Despite this clear reference to feeling shamed and although she used the word “sordid” and “emotionally distressing situation” (Baxter’s personal journal) to describe the situation to her attorney, the journals Baxter shared with me do not reflect many expressions of anger or a desire for vengeance. Instead they reflect a vacillation between trying to organize her thoughts in order to do something to remedy her situation and feeling overwhelmed and yet hopeful that good would result from this loss. During her vacation, which the human resources representative encouraged her to take despite her supervisor’s preferences, Baxter assiduously avoided thoughts of her job. “This was our family time; I didn’t want to spoil it,” she recalled. Nevertheless, thoughts of her loss “came creeping in” and she cried privately in quiet interludes.
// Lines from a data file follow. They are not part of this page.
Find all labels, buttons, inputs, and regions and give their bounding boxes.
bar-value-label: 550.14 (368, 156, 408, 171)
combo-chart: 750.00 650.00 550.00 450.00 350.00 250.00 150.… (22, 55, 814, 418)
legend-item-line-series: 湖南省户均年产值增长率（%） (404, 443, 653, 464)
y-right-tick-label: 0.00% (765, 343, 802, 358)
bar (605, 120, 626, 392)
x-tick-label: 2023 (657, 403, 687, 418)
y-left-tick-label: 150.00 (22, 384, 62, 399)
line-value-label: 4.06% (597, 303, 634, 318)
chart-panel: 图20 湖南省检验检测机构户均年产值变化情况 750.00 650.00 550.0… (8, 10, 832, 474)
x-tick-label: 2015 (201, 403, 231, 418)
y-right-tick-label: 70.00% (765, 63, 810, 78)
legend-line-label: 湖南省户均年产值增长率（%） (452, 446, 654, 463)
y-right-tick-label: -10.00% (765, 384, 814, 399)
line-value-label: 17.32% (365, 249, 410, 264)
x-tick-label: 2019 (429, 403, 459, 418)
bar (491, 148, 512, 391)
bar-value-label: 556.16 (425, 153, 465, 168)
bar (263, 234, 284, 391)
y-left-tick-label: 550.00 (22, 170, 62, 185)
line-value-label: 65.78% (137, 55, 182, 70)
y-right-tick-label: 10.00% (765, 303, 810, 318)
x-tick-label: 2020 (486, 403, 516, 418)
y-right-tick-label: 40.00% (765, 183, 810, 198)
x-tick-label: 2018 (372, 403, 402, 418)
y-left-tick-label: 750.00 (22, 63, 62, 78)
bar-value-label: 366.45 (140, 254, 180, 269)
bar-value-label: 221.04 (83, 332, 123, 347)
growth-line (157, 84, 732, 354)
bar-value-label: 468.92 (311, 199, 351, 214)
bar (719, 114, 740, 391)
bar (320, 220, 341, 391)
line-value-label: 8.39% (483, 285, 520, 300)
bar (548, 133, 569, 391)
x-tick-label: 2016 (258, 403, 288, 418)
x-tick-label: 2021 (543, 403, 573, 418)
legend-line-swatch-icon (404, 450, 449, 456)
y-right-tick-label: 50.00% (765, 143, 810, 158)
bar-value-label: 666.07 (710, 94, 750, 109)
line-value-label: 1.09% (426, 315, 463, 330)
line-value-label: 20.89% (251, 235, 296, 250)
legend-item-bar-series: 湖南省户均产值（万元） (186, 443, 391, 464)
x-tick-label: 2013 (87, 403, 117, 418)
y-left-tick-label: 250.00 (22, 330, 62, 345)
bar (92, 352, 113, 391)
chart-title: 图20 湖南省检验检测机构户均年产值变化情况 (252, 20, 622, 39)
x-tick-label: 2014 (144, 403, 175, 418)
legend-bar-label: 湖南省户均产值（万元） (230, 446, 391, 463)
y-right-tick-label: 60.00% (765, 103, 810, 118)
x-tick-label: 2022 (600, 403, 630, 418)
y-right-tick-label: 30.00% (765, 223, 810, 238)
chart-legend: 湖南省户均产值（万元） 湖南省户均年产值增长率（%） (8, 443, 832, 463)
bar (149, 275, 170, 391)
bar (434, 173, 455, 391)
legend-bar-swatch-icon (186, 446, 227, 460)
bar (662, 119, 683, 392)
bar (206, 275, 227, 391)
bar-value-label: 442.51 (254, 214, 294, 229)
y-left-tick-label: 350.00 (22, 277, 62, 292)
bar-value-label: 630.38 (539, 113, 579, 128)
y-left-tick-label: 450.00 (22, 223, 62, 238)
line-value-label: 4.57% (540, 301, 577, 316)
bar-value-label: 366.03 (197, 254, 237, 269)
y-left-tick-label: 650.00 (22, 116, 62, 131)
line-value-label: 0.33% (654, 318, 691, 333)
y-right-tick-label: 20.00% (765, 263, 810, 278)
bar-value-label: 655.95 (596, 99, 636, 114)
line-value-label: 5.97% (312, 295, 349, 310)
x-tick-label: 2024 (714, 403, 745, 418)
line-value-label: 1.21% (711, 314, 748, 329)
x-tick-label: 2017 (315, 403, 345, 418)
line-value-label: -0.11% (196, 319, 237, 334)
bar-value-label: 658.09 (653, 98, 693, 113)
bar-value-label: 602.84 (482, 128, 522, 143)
When Baxter returned to work, she had no work to do because all of her projects had been redistributed to her staff. She remembers her boss protested while she packed her belongings (he felt she should not bring attention to her status change). In addition, she remembers avoiding her co-workers and eating lunch alone because she felt “in her own world” and not “up to comforting them” and she read in their faces anger, shock, and embarrassment, signs suggesting to her that they did not know how to respond to her humiliation. Her files at home suggest a less narrow story than she recalls: During the weeks after her termination, she received cards of condolence and gifts of flowers and music from co-workers and friends. Not only was her distress her primary emotion for the weeks following her termination, her distress became the focal point of her memory for that time.